To further verify the results of this experiment, the research team developed a material that is as flexible as the brain tissue of young rats, and a material that is as inflexible as the brain tissue of old rats. OPC was cultured above. As a result, it was confirmed that even young OPCs lost their regenerative function when cultured on hard materials. On the other hand, OPCs cultured on soft materials were rejuvenated as in the previous experiment.
The research team then removed a protein called PIEZO1 from OPC to elucidate the mechanism by which OPC rejuvenates. PIEZO1 is a protein that exists on the surface of cells and is known to serve as a sensor that tells cells whether the surrounding tissue is soft or hard.
by mohamed Hassan
When OPC with PIEZO1 removed was cultured on a hard material, it was found to rejuvenate in the same way as when cultured on a soft material. Chalut says about the results of this experiment: “By tricking the cells into a young environment, we were able to rejuvenate aging cells and restore normal regenerative functions.”
Dr.
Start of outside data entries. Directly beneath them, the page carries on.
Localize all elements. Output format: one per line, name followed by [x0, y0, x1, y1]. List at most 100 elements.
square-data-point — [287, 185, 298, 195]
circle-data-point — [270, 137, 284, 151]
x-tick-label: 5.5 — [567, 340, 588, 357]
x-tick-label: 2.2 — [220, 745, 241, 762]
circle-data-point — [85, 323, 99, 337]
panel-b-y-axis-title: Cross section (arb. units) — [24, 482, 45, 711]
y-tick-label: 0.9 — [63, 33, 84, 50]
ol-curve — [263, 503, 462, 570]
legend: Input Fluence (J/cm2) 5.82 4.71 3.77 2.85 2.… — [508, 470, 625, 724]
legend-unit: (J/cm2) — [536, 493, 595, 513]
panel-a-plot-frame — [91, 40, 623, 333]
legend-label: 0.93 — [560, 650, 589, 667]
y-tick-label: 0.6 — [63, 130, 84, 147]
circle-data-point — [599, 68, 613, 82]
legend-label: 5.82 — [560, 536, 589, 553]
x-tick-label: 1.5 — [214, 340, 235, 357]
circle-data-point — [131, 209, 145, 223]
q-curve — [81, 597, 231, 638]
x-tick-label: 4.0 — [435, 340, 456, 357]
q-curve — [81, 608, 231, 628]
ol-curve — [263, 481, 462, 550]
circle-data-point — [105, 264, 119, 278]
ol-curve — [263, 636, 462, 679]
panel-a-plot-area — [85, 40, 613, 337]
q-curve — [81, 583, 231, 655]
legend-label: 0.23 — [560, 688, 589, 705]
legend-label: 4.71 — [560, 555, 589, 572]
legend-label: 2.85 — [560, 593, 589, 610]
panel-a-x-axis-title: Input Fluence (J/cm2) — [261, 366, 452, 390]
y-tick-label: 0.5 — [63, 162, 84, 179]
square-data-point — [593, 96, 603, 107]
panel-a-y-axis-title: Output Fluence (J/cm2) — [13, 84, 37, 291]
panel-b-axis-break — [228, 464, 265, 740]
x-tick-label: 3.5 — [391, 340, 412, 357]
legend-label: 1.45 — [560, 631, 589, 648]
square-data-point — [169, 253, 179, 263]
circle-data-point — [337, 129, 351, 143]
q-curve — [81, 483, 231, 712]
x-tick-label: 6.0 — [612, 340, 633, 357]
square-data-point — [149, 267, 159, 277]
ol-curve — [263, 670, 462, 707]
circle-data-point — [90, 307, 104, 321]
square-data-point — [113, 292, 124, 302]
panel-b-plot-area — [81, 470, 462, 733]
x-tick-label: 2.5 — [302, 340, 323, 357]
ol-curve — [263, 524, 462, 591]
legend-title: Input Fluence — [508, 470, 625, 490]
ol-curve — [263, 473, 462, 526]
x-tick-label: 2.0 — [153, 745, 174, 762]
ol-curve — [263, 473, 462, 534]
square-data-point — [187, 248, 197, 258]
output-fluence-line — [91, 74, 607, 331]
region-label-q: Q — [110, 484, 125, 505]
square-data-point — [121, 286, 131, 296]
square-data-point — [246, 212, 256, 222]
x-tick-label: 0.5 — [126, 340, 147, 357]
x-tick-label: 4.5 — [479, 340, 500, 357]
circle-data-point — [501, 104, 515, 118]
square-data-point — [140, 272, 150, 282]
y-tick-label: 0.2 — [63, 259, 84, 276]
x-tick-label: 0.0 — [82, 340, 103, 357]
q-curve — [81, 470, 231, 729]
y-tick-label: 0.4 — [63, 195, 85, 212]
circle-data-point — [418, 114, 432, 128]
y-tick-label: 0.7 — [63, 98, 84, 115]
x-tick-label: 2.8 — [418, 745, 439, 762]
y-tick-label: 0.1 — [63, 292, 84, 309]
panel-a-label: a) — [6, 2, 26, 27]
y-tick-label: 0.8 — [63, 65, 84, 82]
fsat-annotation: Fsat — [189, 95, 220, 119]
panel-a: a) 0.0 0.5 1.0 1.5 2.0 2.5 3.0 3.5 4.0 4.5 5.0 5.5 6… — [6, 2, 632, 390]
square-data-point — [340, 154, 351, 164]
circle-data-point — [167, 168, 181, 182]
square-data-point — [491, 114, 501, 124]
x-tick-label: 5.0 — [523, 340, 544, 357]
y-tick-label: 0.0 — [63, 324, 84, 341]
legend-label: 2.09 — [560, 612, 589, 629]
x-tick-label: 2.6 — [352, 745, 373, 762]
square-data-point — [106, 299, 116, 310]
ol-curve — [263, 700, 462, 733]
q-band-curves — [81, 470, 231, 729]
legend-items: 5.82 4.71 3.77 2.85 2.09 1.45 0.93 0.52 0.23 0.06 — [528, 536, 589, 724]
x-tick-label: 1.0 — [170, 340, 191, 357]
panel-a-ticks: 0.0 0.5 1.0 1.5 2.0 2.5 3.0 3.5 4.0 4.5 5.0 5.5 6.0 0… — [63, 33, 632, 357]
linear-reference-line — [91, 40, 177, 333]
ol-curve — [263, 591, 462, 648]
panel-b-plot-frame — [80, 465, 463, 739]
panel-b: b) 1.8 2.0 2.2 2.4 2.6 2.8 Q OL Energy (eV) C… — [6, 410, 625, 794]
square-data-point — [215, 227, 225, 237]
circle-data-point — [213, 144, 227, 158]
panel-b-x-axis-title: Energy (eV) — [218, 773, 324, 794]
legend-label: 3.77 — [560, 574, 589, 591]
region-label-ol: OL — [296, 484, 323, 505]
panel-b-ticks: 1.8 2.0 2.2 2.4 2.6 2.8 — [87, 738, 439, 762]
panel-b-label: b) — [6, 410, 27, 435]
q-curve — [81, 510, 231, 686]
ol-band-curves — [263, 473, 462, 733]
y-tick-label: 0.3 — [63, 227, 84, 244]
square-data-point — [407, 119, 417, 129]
Susan Koolhaas, research director at the Society for Multiple Sclerosis, said, “Multiple sclerosis is a severe disease with distress and physical inconvenience, and the investigation of the cause was our strong hope. If the process of aging and rejuvenation is clarified, it will help to treat not only multiple sclerosis but also various diseases caused by brain function deterioration, ”he stressed.